BT: Can affected promoters challenge  the 'decision already taken under  the circular'? For example, in the case of Jet Airways, the promoter is already out as part of the initial resolution worked out by bankers and promoters?

Tyagi: The decision makes it clear that where proceedings had been initiated only because of the RBI Circular, such proceedings will come to a stop. However, banks remain free to initiate proceedings under IBC against a company in default, this discretion being couched in the IBC. The Supreme Court decision, therefore, offers no immunity to defaulting companies where banks want a resolution monitored by the NCLTs.

Though we do not foresee such a situation because the Circular was challenged at a very initial stage and a status quo order was passed by the Supreme Court, it is theoretically possible for promoters to challenge proceedings if the same had been admitted by the NCLT or in the event any adverse order was passed against the promoters pursuant to such proceedings.

Promoters may only be able to challenge proceedings in cases where it is apparent that the proceedings were initiated under the RBI Circular, and yet continue with such proceedings.
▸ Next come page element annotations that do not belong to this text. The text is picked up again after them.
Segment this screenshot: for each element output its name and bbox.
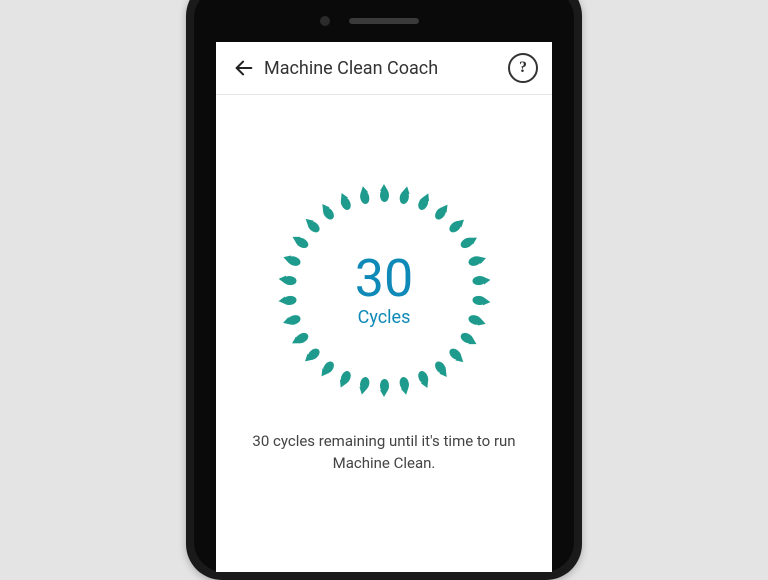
page-title: Machine Clean Coach [258,58,508,79]
back-button[interactable] [230,54,258,82]
droplet-icon [472,295,486,305]
cycle-count-value: 30 [355,253,413,305]
droplet-icon [283,275,297,285]
cycle-count-unit: Cycles [358,307,411,328]
droplet-icon [380,189,389,202]
app-screen: Machine Clean Coach ? 30 Cycles 30 cycle… [216,42,552,572]
main-content: 30 Cycles 30 cycles remaining until it's… [216,95,552,475]
droplet-icon [472,275,486,285]
device-bezel: Machine Clean Coach ? 30 Cycles 30 cycle… [194,0,574,572]
status-message: 30 cycles remaining until it's time to r… [216,431,552,475]
arrow-left-icon [233,57,255,79]
app-header: Machine Clean Coach ? [216,42,552,95]
device-frame: Machine Clean Coach ? 30 Cycles 30 cycle… [186,0,582,580]
cycle-ring: 30 Cycles [279,185,489,395]
droplet-icon [283,295,297,305]
droplet-icon [380,379,389,392]
device-camera [320,16,330,26]
cycle-counter: 30 Cycles [279,185,489,395]
device-speaker [349,18,419,24]
help-button[interactable]: ? [508,53,538,83]
help-icon: ? [519,59,527,77]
No ground arises for them to challenge the wisdom of banks to draw up a resolution plan or in the event, banks decide to go for proceedings under the IBC. Therefore, no cause arises for the promoters of Jet to challenge the decision of lenders, as it is part of a restructuring plan that is not part of proceedings under the IBC.

BT: What are some of restructuring options for banks without a February 12 circular -- can they convert their debt into equity?

Tyagi: Without the February Circular, banks can continue a debt restructuring as per their commercial wisdom, whether outside or within the IBC framework. The relevant point to note is that with the Circular having been struck down, banks are no longer required to complete the restructuring process within 180 days of a company being identified as a defaulter, which had been mandated under the Circular.

To convert debt into equity, banks can opt for schemes such as Corporate Debt Restructuring (CDR) and Sustainable Structuring of Stressed Assets (S4A) etc.

BT: Can lenders enforce a sale of assets before invoking the bankruptcy proceedings?

Tyagi: Yes, under the various debt restructuring schemes, it is possible to sell assets in stressed cases even before invoking IBC proceedings. For example, under the SARFAESI Act, a bank may sell assets to recover its dues.

BT: Is there a risk of operational creditors or banks not joining the consortium invoking IBC?

Tyagi: Once a creditor, whether financial or operational, decides to opt for IBC proceedings, it is imperative for all financial as well as operational creditors of the company to submit their claims. This means unless a debt restructuring scheme is adopted that pacifies all lenders, IBC proceedings may be invoked.

As far as operational creditors are concerned, their debts are more likely to be paid in toto in case of a restructuring outside the IBC, as they often only end up being paid the liquidation value, which is almost nil where the company goes through insolvency proceedings.

Therefore, creditors may be open to debt restructuring outside the IBC, provided it is fair to all. In all other cases, it is open for any creditor to initiate proceedings under the IBC. If that happens, it becomes imperative for all creditors to participate in proceedings.